Another adjustment that we have made is in our investigative division. We have shifted the investigators from five shifts of eight hours to four shifts of 10 hours. We hope to realize savings in our fuel budget by doing this. The real world impact is that the reduction in the number of shifts worked by the investigators will lead to delays in cases being actively worked.
At this time, we do not anticipate furloughs, but if it comes to that, furloughs will start with me and then the captains. We hope that we would be able to keep from having to furlough any line level employees. If we lose any personnel, we may not be able to replace them thus causing the shifts to be even more understaffed.
We have no money in the budget for office supplies. The real world impact is that we will now have to charge fees for copies of reports and other items for which we have not charged in the past. We will have to do so in order to replenish paper supplies and keep toner in the printers.
Our training budget has been eliminated. This means that our personnel will not be able to attend training other than what we can offer in-house. We have numerous instructors within the Office that will be able to handle the general training topics, but we do not have instructors that can teach certain technical, forensic, and specialty topics. We take pride in our work and our abilities, but we all recognize the need for continued training and professional development. Any training that results in travel will have to be personally approved by the Sheriff, and only “train the trainer” and imperative technical courses will even be considered for approval.
Also eliminated is our uniform budget. We have no money to replace worn and damaged uniforms.
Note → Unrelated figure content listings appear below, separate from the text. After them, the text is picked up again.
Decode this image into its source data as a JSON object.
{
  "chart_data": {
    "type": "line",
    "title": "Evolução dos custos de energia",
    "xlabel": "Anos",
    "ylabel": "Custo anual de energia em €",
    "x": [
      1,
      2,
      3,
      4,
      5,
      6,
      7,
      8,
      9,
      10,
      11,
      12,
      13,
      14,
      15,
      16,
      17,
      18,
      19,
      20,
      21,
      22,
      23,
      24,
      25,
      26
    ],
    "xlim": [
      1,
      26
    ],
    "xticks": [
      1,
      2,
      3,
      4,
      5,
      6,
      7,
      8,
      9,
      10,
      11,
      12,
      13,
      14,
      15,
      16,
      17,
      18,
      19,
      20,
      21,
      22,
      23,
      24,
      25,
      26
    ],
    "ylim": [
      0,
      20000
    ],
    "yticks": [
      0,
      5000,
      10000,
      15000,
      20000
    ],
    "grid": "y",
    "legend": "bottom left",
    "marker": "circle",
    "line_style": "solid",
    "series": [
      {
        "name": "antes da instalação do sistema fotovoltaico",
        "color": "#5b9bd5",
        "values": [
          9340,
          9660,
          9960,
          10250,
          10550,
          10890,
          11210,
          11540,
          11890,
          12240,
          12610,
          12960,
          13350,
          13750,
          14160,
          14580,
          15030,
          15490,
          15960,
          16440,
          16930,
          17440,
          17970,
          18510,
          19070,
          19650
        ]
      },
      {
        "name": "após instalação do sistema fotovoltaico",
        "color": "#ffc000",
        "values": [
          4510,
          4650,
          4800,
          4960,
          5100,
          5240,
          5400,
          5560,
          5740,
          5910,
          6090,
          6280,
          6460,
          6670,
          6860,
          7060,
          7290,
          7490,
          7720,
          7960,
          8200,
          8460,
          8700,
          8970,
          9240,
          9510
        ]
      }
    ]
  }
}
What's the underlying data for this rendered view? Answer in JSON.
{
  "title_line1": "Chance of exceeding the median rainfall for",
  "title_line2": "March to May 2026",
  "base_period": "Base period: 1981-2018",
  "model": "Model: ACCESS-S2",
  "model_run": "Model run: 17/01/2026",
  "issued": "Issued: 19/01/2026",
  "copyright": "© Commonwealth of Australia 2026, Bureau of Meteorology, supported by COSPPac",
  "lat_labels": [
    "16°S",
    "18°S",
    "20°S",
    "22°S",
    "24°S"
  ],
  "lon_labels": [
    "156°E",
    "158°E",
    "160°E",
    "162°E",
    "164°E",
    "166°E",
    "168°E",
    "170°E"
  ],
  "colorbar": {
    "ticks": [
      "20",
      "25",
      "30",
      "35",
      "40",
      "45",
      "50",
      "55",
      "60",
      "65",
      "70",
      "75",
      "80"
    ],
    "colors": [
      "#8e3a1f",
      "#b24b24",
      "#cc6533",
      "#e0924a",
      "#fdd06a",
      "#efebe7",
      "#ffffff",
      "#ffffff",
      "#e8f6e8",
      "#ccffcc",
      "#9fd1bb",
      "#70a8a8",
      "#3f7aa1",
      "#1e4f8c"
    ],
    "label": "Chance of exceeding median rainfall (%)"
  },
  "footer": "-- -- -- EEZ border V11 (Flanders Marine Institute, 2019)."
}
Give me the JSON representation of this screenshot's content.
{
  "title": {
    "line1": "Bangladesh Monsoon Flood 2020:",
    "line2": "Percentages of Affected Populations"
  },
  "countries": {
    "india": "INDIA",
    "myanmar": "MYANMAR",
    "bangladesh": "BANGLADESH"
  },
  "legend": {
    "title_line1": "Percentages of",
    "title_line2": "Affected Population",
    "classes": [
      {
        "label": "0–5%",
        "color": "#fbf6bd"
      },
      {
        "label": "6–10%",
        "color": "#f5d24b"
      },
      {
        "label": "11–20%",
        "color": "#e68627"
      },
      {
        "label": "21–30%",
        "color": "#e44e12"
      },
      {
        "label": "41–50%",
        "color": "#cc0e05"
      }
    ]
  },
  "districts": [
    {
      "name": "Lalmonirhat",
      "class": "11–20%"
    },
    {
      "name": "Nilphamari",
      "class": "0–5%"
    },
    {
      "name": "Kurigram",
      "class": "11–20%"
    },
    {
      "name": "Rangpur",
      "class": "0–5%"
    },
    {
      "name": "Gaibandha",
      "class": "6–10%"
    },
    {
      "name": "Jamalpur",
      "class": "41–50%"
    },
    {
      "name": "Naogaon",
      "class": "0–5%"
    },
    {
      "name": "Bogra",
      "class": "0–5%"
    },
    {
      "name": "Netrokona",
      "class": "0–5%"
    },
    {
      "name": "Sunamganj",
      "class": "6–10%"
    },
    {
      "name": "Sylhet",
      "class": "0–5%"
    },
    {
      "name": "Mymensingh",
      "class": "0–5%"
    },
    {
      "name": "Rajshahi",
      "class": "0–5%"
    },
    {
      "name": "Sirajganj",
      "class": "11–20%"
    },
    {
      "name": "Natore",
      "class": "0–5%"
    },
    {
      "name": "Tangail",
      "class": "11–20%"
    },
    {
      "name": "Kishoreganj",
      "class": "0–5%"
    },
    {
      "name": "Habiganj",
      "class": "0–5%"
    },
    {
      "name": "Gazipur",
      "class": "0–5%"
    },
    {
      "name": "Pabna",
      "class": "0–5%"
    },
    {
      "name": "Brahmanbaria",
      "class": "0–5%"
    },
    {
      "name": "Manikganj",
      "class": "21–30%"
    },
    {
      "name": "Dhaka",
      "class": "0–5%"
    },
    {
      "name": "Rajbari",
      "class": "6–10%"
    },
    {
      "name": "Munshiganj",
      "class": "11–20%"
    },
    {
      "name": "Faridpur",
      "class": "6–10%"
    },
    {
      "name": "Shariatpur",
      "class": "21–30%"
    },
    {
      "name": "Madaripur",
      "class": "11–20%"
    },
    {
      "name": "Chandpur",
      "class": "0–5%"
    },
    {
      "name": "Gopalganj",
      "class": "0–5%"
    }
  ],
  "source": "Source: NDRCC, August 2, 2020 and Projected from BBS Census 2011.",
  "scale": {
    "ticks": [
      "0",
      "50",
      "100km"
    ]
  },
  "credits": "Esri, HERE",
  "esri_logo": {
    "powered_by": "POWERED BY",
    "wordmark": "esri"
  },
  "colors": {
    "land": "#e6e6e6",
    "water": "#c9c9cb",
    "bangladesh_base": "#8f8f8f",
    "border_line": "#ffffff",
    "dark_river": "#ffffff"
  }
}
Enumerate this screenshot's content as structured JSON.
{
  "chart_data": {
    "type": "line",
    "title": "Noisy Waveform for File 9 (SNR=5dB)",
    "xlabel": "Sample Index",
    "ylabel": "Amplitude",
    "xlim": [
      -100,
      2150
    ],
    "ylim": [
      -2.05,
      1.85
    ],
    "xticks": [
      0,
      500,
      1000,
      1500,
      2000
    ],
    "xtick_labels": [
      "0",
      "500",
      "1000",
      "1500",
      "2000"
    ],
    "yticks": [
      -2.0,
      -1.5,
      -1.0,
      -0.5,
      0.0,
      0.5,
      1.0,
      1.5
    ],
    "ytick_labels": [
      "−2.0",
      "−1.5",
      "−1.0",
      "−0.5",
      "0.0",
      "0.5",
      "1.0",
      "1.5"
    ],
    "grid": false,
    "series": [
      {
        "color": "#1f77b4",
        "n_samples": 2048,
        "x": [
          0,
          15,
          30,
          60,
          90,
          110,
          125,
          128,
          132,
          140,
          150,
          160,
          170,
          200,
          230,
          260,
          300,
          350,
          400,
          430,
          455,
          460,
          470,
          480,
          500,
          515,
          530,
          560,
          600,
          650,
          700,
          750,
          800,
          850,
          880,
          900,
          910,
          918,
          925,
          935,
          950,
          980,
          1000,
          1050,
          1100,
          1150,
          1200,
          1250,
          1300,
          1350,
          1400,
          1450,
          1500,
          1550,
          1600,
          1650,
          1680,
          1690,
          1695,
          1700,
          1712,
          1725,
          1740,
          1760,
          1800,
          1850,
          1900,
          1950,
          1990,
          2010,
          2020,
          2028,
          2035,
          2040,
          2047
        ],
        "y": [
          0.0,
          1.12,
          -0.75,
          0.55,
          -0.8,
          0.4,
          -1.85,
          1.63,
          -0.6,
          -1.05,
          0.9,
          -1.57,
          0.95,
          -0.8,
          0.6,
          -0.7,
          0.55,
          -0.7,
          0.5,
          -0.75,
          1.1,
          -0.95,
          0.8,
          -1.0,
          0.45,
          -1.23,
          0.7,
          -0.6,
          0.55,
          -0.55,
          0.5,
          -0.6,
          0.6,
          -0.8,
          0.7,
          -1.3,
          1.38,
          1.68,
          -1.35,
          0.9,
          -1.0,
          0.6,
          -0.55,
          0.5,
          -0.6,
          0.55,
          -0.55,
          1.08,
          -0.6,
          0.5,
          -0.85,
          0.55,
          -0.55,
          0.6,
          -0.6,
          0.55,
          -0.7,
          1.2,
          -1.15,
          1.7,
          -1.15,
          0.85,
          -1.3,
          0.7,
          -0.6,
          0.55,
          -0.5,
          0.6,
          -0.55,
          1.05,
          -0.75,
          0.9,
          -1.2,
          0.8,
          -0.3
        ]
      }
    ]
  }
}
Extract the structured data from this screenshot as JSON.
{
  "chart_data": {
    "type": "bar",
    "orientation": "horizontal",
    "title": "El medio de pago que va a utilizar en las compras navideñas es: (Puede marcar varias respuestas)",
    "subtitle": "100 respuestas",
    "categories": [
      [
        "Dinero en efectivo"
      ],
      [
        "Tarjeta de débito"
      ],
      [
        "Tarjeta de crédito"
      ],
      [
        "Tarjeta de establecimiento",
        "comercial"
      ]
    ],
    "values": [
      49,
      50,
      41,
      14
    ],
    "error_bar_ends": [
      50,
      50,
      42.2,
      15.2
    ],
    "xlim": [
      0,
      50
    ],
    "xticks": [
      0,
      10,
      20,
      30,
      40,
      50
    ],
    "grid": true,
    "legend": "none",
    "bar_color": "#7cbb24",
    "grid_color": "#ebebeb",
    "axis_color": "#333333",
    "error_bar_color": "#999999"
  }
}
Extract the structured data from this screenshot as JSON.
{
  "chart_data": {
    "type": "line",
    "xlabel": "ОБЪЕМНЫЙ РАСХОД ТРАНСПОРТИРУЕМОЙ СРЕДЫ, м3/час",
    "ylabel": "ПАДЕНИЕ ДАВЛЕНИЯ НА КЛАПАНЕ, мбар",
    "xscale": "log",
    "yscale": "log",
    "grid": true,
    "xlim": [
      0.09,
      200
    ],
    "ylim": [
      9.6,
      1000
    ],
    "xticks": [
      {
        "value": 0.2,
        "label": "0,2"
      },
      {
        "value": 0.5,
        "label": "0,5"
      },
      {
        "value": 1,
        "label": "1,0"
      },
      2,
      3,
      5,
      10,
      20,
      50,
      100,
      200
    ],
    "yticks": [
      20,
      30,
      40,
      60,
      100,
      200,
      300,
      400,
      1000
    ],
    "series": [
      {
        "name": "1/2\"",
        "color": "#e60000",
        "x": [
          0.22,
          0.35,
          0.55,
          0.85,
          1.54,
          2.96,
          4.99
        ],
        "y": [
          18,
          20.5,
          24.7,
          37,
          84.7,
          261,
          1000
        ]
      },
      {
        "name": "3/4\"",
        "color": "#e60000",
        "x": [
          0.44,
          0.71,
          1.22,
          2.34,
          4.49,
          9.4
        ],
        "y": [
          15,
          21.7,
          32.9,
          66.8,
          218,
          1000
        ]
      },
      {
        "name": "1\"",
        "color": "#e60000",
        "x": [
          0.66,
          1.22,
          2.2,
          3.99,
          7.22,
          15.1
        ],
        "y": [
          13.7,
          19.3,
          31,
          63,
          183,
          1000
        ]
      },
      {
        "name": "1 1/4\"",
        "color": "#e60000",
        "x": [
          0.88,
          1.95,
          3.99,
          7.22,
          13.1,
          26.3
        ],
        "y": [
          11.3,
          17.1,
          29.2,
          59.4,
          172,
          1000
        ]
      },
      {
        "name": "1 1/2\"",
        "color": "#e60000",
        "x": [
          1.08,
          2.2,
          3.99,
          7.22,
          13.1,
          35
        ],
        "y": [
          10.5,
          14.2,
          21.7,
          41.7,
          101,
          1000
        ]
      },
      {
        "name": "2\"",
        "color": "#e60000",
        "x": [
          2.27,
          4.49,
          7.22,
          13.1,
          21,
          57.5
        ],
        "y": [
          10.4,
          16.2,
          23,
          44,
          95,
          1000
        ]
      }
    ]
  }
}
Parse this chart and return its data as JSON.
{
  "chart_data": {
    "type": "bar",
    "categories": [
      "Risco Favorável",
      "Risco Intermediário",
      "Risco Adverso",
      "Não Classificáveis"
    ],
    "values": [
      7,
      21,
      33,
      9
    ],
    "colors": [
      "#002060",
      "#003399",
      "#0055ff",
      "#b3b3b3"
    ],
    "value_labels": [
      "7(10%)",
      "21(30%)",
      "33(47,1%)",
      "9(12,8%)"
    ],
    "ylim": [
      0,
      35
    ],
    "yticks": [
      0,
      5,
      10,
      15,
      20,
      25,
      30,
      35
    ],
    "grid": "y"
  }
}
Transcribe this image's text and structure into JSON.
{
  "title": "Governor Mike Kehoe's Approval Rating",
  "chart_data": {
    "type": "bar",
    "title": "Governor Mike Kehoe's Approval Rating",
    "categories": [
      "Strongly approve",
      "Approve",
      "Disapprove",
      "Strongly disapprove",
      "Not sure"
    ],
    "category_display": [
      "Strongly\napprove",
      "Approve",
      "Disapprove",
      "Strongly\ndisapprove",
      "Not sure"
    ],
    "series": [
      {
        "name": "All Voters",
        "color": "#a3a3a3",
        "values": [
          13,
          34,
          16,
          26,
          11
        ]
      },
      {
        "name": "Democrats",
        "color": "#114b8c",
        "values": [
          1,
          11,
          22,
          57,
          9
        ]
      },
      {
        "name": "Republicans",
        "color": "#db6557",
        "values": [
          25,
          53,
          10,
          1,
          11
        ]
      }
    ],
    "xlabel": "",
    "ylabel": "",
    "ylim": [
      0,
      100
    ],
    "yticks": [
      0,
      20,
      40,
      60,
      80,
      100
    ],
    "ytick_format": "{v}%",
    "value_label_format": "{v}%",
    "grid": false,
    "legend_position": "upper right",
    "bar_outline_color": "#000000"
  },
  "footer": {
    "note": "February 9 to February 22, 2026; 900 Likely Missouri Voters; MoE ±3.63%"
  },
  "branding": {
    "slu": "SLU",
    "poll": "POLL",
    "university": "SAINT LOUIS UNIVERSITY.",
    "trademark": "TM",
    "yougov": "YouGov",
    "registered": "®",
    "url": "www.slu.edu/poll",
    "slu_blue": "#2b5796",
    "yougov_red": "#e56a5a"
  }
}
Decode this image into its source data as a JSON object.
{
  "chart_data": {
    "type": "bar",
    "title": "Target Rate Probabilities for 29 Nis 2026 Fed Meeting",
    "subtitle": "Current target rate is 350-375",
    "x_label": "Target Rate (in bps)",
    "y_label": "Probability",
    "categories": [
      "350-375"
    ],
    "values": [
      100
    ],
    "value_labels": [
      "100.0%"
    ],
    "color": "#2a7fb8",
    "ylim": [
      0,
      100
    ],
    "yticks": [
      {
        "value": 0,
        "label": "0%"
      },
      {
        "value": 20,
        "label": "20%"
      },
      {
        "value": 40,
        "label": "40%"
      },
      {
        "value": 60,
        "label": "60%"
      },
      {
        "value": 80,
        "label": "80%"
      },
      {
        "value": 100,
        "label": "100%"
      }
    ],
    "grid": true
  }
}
We are still working though the budget, and it will be an ongoing process with regular staff meetings to closely monitor expenditures. We will do our utmost to maintain the level of service that we currently provide, but the reality of the situation is that we will not be able to sustain this.
I close by saying that our personnel are dedicated, and I am very proud of the way they have responded to all of this. Obviously, they are not happy with it, and they know it will be tough going, but they haven't whined or complained. They faced the situation head-on and have promised to do their part to help get through this.